According to numbers from the Department for Business, Energy & Industrial Strategy, heating and power account for 40 per cent of the UK’s total energy use. So implementing new building regulations that reduce the need to heat and power buildings can help the UK make lengths to reach its zero carbon goals.

But will they enforce greener projects? And how will they improve on current Building Regulations? Architects and engineers criticised the government’s amendments to energy efficiency regulations in December when the AJ first reported on the proposed changes, describing them as ‘a tiny step at a time when we need to be making a huge leap’.

What are the key changes?
From 15 June, new-build homes will need to produce at least 31 per cent less carbon emissions. The installation of electric heating systems combined with renewable energy sources such as solar are both seen as enablers for doing so
New non-domestic builds will need to produce at least 27 per cent less carbon emissions with similar low energy measures to the previous in place
A new metric for measuring energy efficiency has been introduced. ‘Primary energy’ will be used to measure the efficiency of a building’s heating as well as the energy required to deliver fuel to a building (this even extends to including the efficiency of the power station supplying the electricity)
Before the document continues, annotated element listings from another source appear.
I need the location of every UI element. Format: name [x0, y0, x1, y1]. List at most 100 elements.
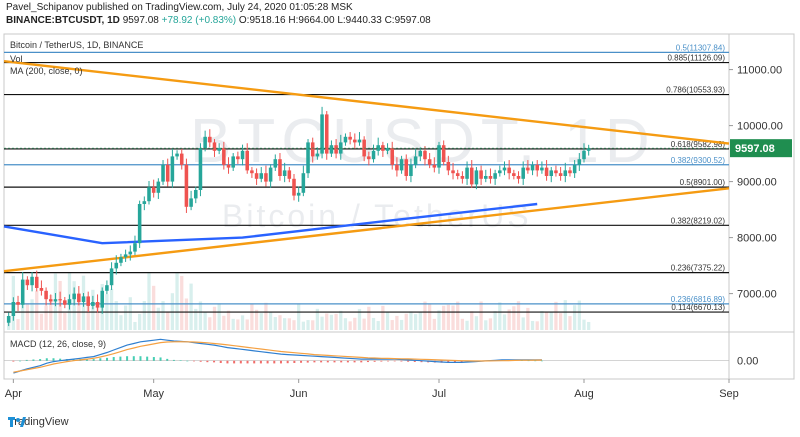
macd-histogram-bar — [273, 360, 276, 364]
candle — [264, 165, 268, 187]
volume-bar — [582, 319, 586, 330]
last-price-value: 9597.08 — [122, 15, 159, 26]
candle-body — [441, 145, 446, 162]
time-tick-label: Apr — [5, 388, 22, 400]
candle — [441, 140, 446, 166]
volume-bar — [268, 311, 273, 330]
candle-body — [427, 159, 432, 165]
candle — [544, 160, 549, 181]
candle — [133, 235, 137, 255]
candle-body — [296, 192, 301, 196]
time-axis: Apr May Jun Jul Aug Sep — [4, 378, 739, 400]
fib-level-label: 0.885(11126.09) — [667, 54, 725, 63]
macd-histogram-bar — [333, 360, 336, 363]
candle — [568, 167, 572, 177]
volume-bar — [44, 305, 48, 330]
candle — [292, 174, 296, 201]
candle-body — [151, 187, 156, 193]
macd-histogram-bar — [12, 360, 15, 362]
macd-histogram-bar — [19, 360, 22, 362]
volume-bar — [287, 318, 291, 330]
macd-histogram-bar — [186, 360, 189, 362]
time-tick-label: Jun — [290, 388, 308, 400]
candle-body — [329, 145, 334, 154]
volume-bar — [526, 307, 530, 330]
candle-body — [516, 176, 521, 179]
volume-bar — [63, 313, 67, 330]
volume-bar — [30, 299, 34, 330]
volume-bar — [456, 301, 460, 330]
candle — [348, 132, 352, 145]
candle-body — [292, 178, 296, 196]
candle-body — [119, 257, 123, 263]
macd-signal-line — [13, 341, 542, 373]
macd-histogram-bar — [393, 360, 396, 362]
candle-body — [250, 170, 254, 174]
candle-body — [142, 201, 147, 204]
volume-bar — [334, 313, 338, 330]
candle — [119, 253, 123, 267]
candle-body — [189, 198, 193, 207]
volume-bar — [535, 321, 539, 330]
candle-body — [137, 204, 142, 244]
macd-histogram-bar — [293, 360, 296, 363]
candle — [175, 150, 179, 160]
candle — [315, 147, 320, 160]
macd-histogram-bar — [92, 359, 95, 361]
candle — [81, 293, 86, 307]
tradingview-footer[interactable]: TradingView — [8, 416, 69, 428]
candle-body — [34, 276, 39, 288]
macd-histogram-bar — [139, 356, 142, 361]
macd-histogram-bar — [85, 359, 88, 361]
price-tick-label: 7000.00 — [737, 289, 777, 301]
volume-bar — [507, 309, 511, 330]
candle — [535, 160, 540, 177]
candle — [320, 106, 324, 159]
candle-body — [217, 148, 221, 151]
volume-bar — [175, 272, 179, 330]
candle-body — [86, 296, 90, 306]
volume-bar — [250, 304, 254, 330]
macd-histogram-bar — [353, 360, 356, 363]
publish-info: Pavel_Schipanov published on TradingView… — [6, 2, 353, 13]
volume-bar — [77, 299, 81, 330]
candle-body — [413, 156, 418, 165]
symbol-info: BINANCE:BTCUSDT, 1D 9597.08 +78.92 (+0.8… — [6, 15, 431, 26]
candle — [516, 171, 521, 184]
volume-bar — [283, 318, 287, 330]
candle — [189, 190, 193, 211]
candle-body — [530, 164, 535, 171]
candle-body — [479, 170, 483, 179]
volume-bar — [573, 305, 577, 330]
macd-histogram-bar — [320, 360, 323, 363]
fib-level-label: 0.382(8219.02) — [671, 216, 726, 225]
candle — [385, 143, 390, 155]
candle — [432, 157, 437, 173]
candle-body — [133, 243, 137, 252]
candle — [474, 167, 479, 190]
candle — [507, 160, 511, 180]
candle-body — [198, 148, 203, 190]
candle-body — [558, 173, 563, 176]
volume-bar — [395, 315, 399, 330]
volume-bar — [404, 313, 408, 330]
macd-histogram-bar — [413, 360, 416, 362]
volume-bar — [530, 320, 535, 330]
candle-body — [563, 170, 568, 176]
candle — [381, 141, 385, 157]
candle — [212, 139, 217, 157]
volume-bar — [558, 313, 563, 330]
candle-body — [507, 167, 511, 174]
candle-body — [554, 170, 558, 174]
macd-histogram-bar — [206, 360, 209, 363]
candle — [245, 143, 250, 174]
candle-body — [226, 164, 231, 168]
fib-level-label: 0.5(11307.84) — [676, 43, 726, 52]
macd-histogram-bar — [172, 359, 175, 361]
candle-body — [544, 167, 549, 176]
volume-bar — [194, 308, 198, 330]
volume-bar — [222, 315, 226, 330]
candle — [217, 143, 221, 155]
candle-body — [105, 285, 109, 291]
candle — [526, 160, 530, 174]
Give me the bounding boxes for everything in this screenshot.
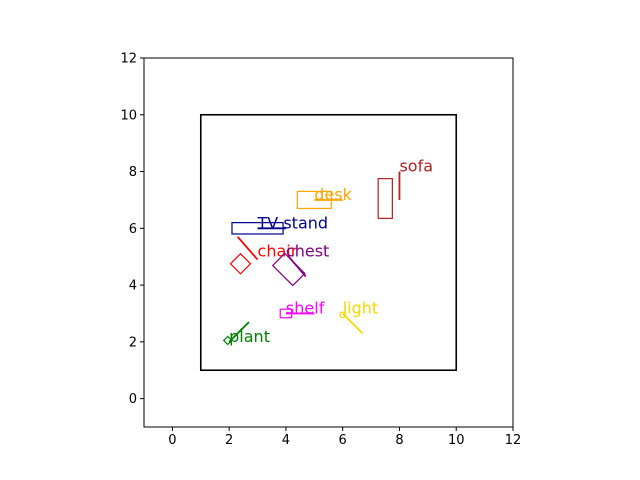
plant-label: plant: [229, 327, 270, 346]
tv-stand-label: TV stand: [257, 213, 329, 232]
object-desk: desk: [296, 185, 353, 210]
chest-direction-line: [288, 256, 307, 278]
room-boundary: [199, 113, 458, 372]
x-tick-label: 6: [339, 433, 347, 448]
x-tick-label: 12: [505, 433, 522, 448]
y-tick-label: 12: [120, 52, 137, 67]
x-tick-label: 8: [395, 433, 403, 448]
sofa-footprint: [377, 178, 393, 219]
chair-direction-line: [236, 236, 259, 261]
desk-label: desk: [314, 185, 352, 204]
object-tv-stand: TV stand: [231, 213, 329, 235]
x-tick-label: 10: [448, 433, 465, 448]
object-shelf: shelf: [279, 298, 325, 319]
y-tick-label: 6: [129, 222, 137, 237]
light-marker: [339, 311, 347, 319]
object-chest: chest: [271, 242, 329, 287]
shelf-label: shelf: [286, 298, 325, 317]
y-tick-label: 8: [129, 165, 137, 180]
room-outline: [199, 113, 458, 372]
x-tick-label: 0: [168, 433, 176, 448]
chair-footprint: [229, 252, 252, 275]
y-tick-label: 2: [129, 335, 137, 350]
y-tick-label: 10: [120, 108, 137, 123]
object-plant: plant: [222, 321, 270, 346]
y-tick-label: 0: [129, 392, 137, 407]
x-tick-label: 4: [282, 433, 290, 448]
light-label: light: [343, 298, 378, 317]
sofa-label: sofa: [399, 157, 433, 176]
x-tick-label: 2: [225, 433, 233, 448]
object-sofa: sofa: [377, 157, 433, 219]
y-tick-label: 4: [129, 279, 137, 294]
axes-frame: [143, 57, 514, 428]
light-direction-line: [342, 312, 364, 334]
plant-direction-line: [228, 321, 250, 343]
chest-label: chest: [286, 242, 329, 261]
object-light: light: [339, 298, 378, 334]
axes: 0 2 4 6 8 10 12 0 2 4 6 8 10 12: [120, 52, 521, 449]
New minimum efficiency standards have been provided. In all new domestic builds, the new U-value for walls will be 0.18 W/m2, 1.4 for windows and roof lights and 1.4 for doors. In non-domestic builds there’s a lowered U-value of 0.26 for walls and majority of windows/curtain walling must achieve 1.6 W/m2
New and replacement heating systems in both domestic and non-domestic builds must have a maximum flow temperature of 55°C
Existing non-domestic buildings must improve the efficiency of heating and hot water boiler systems through installation of new controls. In new buildings (non-domestic), the minimum lighting efficacy has been raised to 80 luminaire lumens per circuit watt for display lighting and 95 for general lighting
Background trickle vents have been recommended for non-domestic buildings along with a new requirement for CO2 monitors in all offices. The recommended minimum air supply rate is 0.5 l/s.m2
The Fabric Energy Efficiency Standard (FEES) level in new homes will be set by a ‘full fabric specification’ and SAP compliance will now be applied to extensions built on existing properties
The new Approved Document O introduces glazing limits in new-build homes, care homes, schools and student accommodation to reduce unwanted solar gain. It also enforces new levels of cross-ventilation
The new Approved Document S requires all domestic new builds to have the preparatory work completed for future installation of an electric vehicle charging point
The interim measures will apply to all projects after 15 June 2022, except where a building notice has been given or full plans have been submitted with local councils. However, the new regulations will apply to all projects regardless from 15 June 2023.